Clinging to the Watershed
For the last few months, I have been making forward progress toward getting my manuscript ready for submission. Every day I have taken a step, even if it is a small one, toward my end goal of becoming published. This forward motion came to a grinding halt two weeks ago and I have been unable to move ever since!
My beta readers had given me their feedback; final edits were made; my novel had graduated from needing a major overhaul in sections to just needing some final polishing – a word here, a sentence there. I had researched publishers and editors and narrowed it down to the initial short list that I would be working through in the coming months. All I had to do was write a query letter with a book synopsis and it would be on its way through cyberspace to meet its first denial or acceptance.
And that is where my mind put on the brakes. I have not been able to write the first sentence of my query letter. I have thought about it, sure, but no words have been typed. I have found many other things to occupy my time, none of which are related to my writing. My husband told me that if i could write the book, I could write a letter about the book, but my words wouldn’t come.
I have been at a total loss as to why this has happened until I heard a song from a CD I used to listen to frequently. I haven’t played it in a long time, but the words really struck me. The song is called, “Watershed,” by the Indigo Girls. There is a line in the chorus that says, “Up on the watershed, standing at the fork in the road, You can stand there and agonize till your agony’s your heaviest load.”
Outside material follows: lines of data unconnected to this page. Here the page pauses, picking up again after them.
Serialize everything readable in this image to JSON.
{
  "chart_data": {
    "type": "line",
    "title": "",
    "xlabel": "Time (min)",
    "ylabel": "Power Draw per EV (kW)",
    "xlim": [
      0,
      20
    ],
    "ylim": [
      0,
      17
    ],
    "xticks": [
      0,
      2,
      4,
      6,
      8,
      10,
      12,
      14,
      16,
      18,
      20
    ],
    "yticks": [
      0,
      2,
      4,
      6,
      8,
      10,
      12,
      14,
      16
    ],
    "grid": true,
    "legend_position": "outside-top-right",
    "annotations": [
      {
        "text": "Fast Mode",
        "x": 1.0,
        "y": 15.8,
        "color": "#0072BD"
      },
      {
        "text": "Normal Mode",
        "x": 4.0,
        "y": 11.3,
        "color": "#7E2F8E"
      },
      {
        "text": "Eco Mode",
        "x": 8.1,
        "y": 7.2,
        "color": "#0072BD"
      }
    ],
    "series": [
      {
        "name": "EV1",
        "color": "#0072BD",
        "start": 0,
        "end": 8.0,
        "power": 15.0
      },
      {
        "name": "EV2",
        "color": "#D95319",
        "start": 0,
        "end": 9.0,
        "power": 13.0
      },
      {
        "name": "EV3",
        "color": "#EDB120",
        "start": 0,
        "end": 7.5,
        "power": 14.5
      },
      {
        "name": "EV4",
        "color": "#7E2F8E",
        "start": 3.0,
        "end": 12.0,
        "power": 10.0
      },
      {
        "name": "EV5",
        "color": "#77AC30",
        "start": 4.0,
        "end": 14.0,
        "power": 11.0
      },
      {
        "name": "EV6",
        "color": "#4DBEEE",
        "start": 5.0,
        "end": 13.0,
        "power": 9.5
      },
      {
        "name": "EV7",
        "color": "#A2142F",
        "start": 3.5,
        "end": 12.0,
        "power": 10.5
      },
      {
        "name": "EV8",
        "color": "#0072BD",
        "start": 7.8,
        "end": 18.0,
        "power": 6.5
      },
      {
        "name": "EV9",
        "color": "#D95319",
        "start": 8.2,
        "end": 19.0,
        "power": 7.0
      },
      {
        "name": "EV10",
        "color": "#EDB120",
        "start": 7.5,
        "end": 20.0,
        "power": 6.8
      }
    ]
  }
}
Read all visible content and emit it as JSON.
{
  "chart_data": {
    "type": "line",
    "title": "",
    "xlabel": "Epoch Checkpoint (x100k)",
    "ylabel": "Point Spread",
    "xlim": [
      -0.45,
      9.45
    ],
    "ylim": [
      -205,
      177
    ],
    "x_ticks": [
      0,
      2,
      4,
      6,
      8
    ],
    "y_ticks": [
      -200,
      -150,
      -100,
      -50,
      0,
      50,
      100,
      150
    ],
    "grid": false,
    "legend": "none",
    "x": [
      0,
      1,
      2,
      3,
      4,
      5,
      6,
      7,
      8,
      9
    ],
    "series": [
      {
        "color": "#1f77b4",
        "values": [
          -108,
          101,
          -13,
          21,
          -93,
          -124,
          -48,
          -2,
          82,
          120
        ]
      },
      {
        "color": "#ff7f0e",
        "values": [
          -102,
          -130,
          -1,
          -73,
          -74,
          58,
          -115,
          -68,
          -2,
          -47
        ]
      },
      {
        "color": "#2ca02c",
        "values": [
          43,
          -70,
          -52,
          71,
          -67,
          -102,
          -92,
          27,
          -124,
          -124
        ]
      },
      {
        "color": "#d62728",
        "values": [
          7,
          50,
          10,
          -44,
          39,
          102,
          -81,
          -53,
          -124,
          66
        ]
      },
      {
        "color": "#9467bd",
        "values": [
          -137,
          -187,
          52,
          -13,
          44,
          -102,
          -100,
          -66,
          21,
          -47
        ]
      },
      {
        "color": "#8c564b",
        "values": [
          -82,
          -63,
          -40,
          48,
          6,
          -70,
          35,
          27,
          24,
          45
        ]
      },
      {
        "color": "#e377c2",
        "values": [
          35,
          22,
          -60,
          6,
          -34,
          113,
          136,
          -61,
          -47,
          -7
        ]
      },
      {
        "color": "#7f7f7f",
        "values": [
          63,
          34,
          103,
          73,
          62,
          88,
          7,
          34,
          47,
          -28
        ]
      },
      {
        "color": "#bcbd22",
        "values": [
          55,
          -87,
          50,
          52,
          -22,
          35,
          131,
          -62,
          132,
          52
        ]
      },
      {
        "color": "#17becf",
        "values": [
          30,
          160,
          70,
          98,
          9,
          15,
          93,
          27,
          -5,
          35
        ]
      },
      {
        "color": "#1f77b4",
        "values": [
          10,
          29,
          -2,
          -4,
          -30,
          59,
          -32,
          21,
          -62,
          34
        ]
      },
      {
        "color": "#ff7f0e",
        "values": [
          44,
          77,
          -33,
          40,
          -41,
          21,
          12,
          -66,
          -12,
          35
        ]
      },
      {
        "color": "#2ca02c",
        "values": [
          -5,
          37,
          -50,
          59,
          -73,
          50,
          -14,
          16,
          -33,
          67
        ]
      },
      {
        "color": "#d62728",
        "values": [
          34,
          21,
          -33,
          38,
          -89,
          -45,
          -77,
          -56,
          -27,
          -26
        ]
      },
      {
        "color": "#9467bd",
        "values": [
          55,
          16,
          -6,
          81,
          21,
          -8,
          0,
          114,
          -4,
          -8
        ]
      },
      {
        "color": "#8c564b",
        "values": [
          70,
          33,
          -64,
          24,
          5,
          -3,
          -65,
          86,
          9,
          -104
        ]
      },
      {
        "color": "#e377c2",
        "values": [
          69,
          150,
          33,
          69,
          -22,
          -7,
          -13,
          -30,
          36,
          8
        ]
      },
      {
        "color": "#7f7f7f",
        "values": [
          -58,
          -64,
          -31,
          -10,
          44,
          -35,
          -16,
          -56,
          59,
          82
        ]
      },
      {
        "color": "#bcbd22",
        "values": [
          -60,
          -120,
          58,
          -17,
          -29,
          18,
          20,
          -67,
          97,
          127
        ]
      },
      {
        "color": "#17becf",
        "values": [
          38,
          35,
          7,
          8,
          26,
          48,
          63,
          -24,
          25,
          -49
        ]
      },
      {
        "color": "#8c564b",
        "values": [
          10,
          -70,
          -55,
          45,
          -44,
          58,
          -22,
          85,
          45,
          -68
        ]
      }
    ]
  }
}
I heard that and thought, yes, that is exactly what I am doing. I am standing on a watershed of my own making, agonizing over the next step and what it may mean.
All of us have watershed moments in our lives. They are the turning points that mark a change in course. Wikipedia says it is a moment in time when everything changes. A point in time when nothing after will ever be the same as before. When we get married, decide to have a child, or not to have a child, decide to change careers, decide to follow our dreams. There are many, many watershed moments in a lifetime.
And then there are moments that we put so much weight on that you would think they are watershed moments, but they are not. Not really. They are moments when our fears get in the way of our path. In our anticipation, we make these moments so big in our minds that we can’t even breathe when they get close.
I had a dream the other night. In it I was standing on one said of a one way mirror, looking in on a conference room. In it, about thirty publishers and agents were seated around a huge table and in the center of that table was a stack of copies of my manuscript. Though no one had actually picked up or looked through my manuscript, they were all plotting how to kill my dream. They were laughing and saying things like, “we’ll tell her the plot is tired, the characters too flat.” Others were going for the juggler saying things like, “we should just tell her it sucks and she should give it up. who does she think she is anyway?” Standing outside that room, I felt crushed at their words. But then I looked back at them and realized they were all cardboard cutouts; they weren’t even real.
Now, I am not a psychologist, but I would like to believe that at some point during that dream I realized that I was making all of them out to be evil and out to get me because I am scared of what they will say or think. I know that to send my manuscript out into the great big world, I am letting go of some of the control I have had over it all these years. This is a very terrifying concept. But I also realize that no matter what the agents and publishers say, their words will only carry the weight that I assign to them.
Sending my manuscript to an agent or publisher is a big, scary thing, but I no longer think it is the watershed moment that I have made it into in my mind. After a lot of lost sleep and running away from the task at hand, I have come to realize that this moment will not change everything that comes after. If my manuscript is rejected ten, twenty or a thousand times, it will not change the fact that I am a writer. It also won’t be the final determination as to whether or not I will get published. I can always look into self-publishing as many other authors have successfully managed to do. My real watershed moment was when I decided that yes, I am a writer and going forward I am not going to hide it any longer.